Magali Di Marco, alors Magali Messmer, a conquis en 2000 à Sydney une retentissante médaille de bronze. Alors Bellerine, la triathlète d’origine neuchâteloise vit aujourd’hui à Troistorrents, avec ses deux enfants et son mari, Gianni. Ils travaillent de concert au sein de leur société, spécialisée dans la communication et les médias sociaux. Engagée en politique au sein des Verts, elle est depuis 2021 députée au Grand Conseil valaisan. «Mon passé d’ancienne championne, mon palmarès, m’ont probablement permis de recueillir des voix.»

«Ma médaille est à la maison sur une petite étagère, dans un couloir. Je ne la regarde pas tous les jours. Mais jusqu’à il y a encore juste 5 ou 6 ans, je pensais quotidiennement à cette journée. À cette course.» Magali Di Marco – elle avait arrêté sa décision avant l’épreuve – a terminé sa carrière sur ce podium olympique. Même s’il elle a repiqué au jeu durant quelques années. Elle a connu les succès en Coupe du monde, obtenu des médailles européennes et fut sept fois championne de Suisse.

Le réveil fut un peu douloureux. «Quand on est sous les feux des projecteurs, on est extrêmement sollicité. Six mois environ pour moi. Mais après le soufflé retombé, ça faisait presque fuir quand je postulais à un travail, surtout avec photo et mention de ma médaille olympique sur le CV.» En ce sens, la championne estime que «cette récompense m’a plutôt desservie».

La Chorgue reprend alors son patronyme de naissance et abandonne Messmer, celui qui figure sur les palmarès olympiques et qui était celui de son premier mari avec qui elle était déjà divorcée. «Ce n’est pas que ce fut plus facile de se présenter sous un nom plus , mais en tout cas, rapidement un entrepreneur de Monthey m’a donné ma chance. Je suis restée deux ans dans sa société.»

Pour autant, Magali Di Marco affirme qu’elle ne retient aucune amertume de cette époque-là. «Je tourne facilement la page. J’ai mon foyer avec mon mari et mes enfants, ma société, la politique. Tout va bien.» Femme de caractère et de convictions, elle regrette que peu de choses aient évolué en 20 ans sur le plan de l’égalité. «Ça reste toujours difficile pour une femme, de surcroît écologiste, qui a des ambitions professionnelles et, ou sportives d’émerger.
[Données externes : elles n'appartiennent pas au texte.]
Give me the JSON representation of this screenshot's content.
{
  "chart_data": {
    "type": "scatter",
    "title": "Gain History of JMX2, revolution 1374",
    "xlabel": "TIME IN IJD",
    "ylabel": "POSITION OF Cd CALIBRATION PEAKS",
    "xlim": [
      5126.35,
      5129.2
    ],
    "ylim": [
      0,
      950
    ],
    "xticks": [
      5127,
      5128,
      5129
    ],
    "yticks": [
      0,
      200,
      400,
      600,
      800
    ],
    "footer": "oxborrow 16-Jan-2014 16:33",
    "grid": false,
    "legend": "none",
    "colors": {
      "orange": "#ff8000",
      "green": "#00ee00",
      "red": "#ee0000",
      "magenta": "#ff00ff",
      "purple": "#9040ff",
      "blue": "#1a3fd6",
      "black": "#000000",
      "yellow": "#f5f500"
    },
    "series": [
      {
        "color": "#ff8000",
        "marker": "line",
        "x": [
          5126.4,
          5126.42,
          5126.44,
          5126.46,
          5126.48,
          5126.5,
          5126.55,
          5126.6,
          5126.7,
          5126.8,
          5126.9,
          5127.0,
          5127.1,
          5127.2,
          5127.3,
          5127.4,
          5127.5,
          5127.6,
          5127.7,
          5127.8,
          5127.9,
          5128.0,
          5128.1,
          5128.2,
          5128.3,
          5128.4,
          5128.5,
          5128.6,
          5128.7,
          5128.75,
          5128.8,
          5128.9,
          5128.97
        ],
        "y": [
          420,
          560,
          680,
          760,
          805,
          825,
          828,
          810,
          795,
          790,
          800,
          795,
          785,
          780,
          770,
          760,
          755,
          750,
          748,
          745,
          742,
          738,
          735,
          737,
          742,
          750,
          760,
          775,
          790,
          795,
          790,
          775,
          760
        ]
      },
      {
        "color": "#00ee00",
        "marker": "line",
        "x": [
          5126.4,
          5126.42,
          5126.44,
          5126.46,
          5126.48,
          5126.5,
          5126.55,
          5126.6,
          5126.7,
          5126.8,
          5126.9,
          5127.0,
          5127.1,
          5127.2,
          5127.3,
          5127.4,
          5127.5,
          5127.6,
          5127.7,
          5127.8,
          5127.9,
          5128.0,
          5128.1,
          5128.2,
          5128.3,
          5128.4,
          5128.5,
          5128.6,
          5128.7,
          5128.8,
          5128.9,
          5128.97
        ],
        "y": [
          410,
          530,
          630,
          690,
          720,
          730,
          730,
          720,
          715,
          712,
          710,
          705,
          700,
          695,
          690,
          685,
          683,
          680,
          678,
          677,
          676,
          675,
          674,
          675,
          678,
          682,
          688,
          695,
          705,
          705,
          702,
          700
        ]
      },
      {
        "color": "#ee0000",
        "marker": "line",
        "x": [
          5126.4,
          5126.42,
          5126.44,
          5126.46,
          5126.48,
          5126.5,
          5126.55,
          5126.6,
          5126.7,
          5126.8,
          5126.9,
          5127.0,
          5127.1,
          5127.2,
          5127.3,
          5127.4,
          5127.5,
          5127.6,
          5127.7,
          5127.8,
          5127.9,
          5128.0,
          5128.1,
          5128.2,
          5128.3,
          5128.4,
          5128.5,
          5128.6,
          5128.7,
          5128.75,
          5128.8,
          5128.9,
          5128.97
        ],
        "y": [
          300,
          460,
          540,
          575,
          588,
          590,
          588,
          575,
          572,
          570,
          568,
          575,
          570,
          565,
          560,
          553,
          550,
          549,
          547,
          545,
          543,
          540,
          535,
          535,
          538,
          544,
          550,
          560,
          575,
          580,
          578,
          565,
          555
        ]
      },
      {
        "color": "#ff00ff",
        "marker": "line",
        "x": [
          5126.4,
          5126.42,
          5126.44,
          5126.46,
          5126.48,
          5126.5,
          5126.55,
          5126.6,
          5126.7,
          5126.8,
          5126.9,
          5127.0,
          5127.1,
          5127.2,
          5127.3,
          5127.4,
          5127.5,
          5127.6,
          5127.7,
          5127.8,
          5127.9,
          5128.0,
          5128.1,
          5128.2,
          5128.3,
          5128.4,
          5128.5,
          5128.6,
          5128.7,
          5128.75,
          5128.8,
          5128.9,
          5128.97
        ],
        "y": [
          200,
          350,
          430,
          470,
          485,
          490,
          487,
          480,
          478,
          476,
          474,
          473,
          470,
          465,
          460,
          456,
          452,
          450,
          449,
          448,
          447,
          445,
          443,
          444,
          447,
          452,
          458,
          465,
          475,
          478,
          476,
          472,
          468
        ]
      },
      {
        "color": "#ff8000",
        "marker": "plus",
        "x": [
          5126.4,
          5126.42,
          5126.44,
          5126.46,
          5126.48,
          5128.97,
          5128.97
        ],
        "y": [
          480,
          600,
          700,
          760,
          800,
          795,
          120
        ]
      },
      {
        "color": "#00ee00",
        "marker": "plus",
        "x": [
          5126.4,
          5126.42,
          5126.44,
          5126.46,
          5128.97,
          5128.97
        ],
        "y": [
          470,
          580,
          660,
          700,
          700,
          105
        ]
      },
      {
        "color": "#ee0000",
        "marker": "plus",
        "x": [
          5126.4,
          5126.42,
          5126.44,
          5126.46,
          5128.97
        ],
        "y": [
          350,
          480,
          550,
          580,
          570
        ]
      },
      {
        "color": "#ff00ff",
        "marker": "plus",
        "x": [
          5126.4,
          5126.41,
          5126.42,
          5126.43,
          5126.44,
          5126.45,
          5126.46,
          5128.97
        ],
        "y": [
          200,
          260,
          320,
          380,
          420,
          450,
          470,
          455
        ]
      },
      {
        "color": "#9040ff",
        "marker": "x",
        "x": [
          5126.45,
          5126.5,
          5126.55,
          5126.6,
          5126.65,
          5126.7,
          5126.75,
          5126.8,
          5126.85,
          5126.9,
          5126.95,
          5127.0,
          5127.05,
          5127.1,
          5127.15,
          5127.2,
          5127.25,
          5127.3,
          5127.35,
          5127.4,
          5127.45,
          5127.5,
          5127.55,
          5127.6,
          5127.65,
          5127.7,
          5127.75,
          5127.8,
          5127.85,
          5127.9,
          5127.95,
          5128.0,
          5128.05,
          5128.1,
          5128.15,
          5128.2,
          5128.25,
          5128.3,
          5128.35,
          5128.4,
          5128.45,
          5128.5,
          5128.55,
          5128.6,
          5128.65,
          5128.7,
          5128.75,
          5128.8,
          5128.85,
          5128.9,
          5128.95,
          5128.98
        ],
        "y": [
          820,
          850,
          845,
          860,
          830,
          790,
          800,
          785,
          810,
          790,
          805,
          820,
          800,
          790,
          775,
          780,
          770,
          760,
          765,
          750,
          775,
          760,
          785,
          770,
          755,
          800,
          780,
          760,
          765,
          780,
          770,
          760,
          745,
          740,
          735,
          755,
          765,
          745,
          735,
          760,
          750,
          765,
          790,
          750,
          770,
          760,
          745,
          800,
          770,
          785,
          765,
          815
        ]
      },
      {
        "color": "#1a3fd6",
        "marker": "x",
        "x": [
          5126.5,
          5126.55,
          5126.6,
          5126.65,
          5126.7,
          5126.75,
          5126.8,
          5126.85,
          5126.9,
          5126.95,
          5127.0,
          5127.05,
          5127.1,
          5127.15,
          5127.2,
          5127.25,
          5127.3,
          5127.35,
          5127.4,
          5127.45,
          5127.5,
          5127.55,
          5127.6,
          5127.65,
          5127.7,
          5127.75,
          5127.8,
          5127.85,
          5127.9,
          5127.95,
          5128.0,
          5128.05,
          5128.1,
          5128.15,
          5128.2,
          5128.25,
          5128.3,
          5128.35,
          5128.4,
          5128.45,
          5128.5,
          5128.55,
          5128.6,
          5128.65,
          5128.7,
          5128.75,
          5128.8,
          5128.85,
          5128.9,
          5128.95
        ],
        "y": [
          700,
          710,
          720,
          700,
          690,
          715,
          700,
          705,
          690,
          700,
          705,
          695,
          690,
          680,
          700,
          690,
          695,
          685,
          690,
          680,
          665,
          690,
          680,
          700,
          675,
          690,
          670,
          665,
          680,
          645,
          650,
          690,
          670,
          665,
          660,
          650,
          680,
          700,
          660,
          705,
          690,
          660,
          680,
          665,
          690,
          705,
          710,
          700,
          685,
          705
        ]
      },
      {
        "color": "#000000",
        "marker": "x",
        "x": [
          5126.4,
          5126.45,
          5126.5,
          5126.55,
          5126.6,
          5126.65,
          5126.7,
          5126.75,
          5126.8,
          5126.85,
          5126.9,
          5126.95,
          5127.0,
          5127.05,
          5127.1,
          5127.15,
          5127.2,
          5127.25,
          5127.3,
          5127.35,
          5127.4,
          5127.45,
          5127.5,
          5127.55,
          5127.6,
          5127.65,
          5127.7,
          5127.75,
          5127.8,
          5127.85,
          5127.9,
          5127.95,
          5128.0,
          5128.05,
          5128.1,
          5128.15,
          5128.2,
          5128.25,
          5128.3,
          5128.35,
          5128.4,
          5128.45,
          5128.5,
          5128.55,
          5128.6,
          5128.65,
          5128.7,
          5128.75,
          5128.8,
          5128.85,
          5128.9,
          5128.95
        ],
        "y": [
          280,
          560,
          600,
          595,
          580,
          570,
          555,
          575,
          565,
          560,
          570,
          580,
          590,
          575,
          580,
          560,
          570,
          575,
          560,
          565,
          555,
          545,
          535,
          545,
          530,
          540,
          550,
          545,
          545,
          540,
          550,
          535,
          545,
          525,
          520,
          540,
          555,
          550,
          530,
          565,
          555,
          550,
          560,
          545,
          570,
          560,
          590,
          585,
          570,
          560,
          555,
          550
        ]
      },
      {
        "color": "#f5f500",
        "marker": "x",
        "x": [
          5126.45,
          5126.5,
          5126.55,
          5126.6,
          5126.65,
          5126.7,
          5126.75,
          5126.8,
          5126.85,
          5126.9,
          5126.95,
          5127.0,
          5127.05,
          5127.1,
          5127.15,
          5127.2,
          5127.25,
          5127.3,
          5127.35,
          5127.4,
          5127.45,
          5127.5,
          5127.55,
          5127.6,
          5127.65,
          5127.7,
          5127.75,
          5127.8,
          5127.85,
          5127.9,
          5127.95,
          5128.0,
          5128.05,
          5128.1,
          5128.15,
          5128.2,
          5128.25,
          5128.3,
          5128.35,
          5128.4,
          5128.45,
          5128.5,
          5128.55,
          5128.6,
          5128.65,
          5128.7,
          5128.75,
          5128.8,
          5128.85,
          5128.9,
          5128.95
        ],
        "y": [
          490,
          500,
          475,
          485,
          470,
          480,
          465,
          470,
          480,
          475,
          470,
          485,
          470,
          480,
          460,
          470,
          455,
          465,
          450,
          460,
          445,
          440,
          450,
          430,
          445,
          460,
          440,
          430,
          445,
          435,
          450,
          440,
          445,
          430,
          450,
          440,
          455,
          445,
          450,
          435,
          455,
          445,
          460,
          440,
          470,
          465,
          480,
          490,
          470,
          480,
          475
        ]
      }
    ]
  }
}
Il faut toujours se justifier d’être là», conclut celle qui a aussi disputé des… marathons.

| ARC / D. Favre

128 Suisses à Paris

La délégation helvétique pour les JO de Paris qui commencent vendredi à fière allure. Notre région sera représentée par l’athlète de Jongny Léonie Pointet et le triathlète de Montreux Adrien Briffod. Lavaux, voisin, ne sera pas en reste avec la golfeuse de Cully Morgane Métraux, le nageur de Lutry Thiago Behar, et les véliplanchistes de Lutry Maud Jayet, et de Pully Arno de Planta. Les Romands forment un très important contingent au sein duquel figure encore Cathia Schär, triathlète de Mézières formée au Triviera à Vevey.